ТАВРИС: Что же вы сделали?

МИЛГРЭМ: Я предложил студентам просто подойти к кому-то в вагоне и попросить уступить место. Сначала группа отреагировала точно так же, как и вы, – расхохоталась. Многие студенты подумали, что жители Нью-Йорка ни за что не уступят место незнакомому человеку только потому, что их об этом попросили. Затем мои студенты сделали еще кое-что, выдавшее их предвзятое отношение. Они сказали, что в таком случае нужно обосновать просьбу, сослаться на нездоровье, тошноту, головокружение, – они предполагали, что самой по себе просьбы будет недостаточно, чтобы заполучить место. Третья подсказка: я спросил у группы аспирантов, кто вызовется добровольцем, но они en masse сжались и попрятались. Очень красноречиво. Ведь им нужно было всего-навсего обратиться с тривиальной просьбой. Почему эта перспектива так их пугала? Иначе говоря, сама формулировка исследовательского вопроса генерировала эмоциональные подсказки для ответа на него. Наконец один храбрец по имени Айра Гудман взял на себя эту геройскую задачу и отправился на подвиги в сопровождении соученика-наблюдателя. Гудман должен был обращаться с этой просьбой очень вежливо, но не приводить никакого обоснования и охватить 20 пассажиров.

ТАВРИС: И что потом?

МИЛГРЭМ: Не прошло и недели, как по рядам аспирантов поползли слухи: «Встают! Встают!» Эта новость вызвала изумление, восторг и восхищение. Студенты ходили к Гудману на поклон, словно он обнаружил какой-то величайший секрет выживания в нью-йоркской подземке, а на следующем семинаре он объявил, что половина тех, к кому он обратился с просьбой, встали и уступили ему место. Ему не пришлось даже приводить причину.
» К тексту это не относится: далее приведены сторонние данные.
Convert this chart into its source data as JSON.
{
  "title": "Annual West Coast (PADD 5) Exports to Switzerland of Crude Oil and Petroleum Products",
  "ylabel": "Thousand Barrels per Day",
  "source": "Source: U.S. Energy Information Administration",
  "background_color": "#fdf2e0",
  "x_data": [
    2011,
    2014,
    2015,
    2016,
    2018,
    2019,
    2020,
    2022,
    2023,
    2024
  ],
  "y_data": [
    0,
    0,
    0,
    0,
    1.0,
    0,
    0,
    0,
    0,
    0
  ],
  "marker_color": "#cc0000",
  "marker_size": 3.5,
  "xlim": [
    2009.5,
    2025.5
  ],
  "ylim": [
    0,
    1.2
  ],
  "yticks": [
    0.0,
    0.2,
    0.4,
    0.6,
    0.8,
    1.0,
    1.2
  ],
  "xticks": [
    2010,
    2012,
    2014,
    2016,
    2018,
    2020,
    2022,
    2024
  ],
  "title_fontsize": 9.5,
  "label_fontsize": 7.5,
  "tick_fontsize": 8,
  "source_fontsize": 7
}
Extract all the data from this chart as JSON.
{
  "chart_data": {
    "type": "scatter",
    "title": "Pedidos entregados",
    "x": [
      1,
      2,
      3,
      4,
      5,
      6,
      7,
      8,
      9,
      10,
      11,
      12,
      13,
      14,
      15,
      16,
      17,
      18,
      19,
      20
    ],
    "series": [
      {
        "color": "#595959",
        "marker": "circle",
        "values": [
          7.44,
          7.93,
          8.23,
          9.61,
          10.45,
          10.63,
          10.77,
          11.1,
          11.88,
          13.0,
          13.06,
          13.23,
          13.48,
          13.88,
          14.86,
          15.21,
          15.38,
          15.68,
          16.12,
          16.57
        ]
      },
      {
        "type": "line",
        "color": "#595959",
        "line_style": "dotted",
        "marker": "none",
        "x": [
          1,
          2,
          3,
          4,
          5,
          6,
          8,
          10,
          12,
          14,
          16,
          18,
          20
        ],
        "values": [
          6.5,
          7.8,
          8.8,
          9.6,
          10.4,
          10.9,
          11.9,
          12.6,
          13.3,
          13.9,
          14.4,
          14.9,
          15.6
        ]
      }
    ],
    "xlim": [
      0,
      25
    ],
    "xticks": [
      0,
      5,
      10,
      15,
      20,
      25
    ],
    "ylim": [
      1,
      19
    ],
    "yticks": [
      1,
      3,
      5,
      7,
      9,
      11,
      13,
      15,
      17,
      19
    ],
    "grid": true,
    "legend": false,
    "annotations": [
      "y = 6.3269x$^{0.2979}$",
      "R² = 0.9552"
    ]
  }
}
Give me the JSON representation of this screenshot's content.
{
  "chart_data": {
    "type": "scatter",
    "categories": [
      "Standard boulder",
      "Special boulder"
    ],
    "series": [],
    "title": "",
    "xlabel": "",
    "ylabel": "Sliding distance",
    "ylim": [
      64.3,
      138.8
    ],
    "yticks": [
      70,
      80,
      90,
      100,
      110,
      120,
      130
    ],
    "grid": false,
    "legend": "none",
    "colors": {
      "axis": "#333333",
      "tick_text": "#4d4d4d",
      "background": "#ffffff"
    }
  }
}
Однако в рассказе Гудмана мне бросилось в глаза одно несоответствие. Он обратился лишь к 14 пассажирам, а не к 20, как мы рассчитывали. Поскольку обычно Гудман очень добросовестно относился к заданиям, я спросил, почему так вышло. Он ответил: «Не мог – и все. Это было одно из самых трудных заданий в моей жизни». Была ли это какая-то личностная черта самого Гудмана или его слова открыли нам глаза на фундаментальное свойство общественного поведения в целом? Выяснить это можно было лишь одним способом. Каждый из нас должен был повторить эксперимент – не исключая ни меня самого, ни моего коллеги профессора Ирвина Курца.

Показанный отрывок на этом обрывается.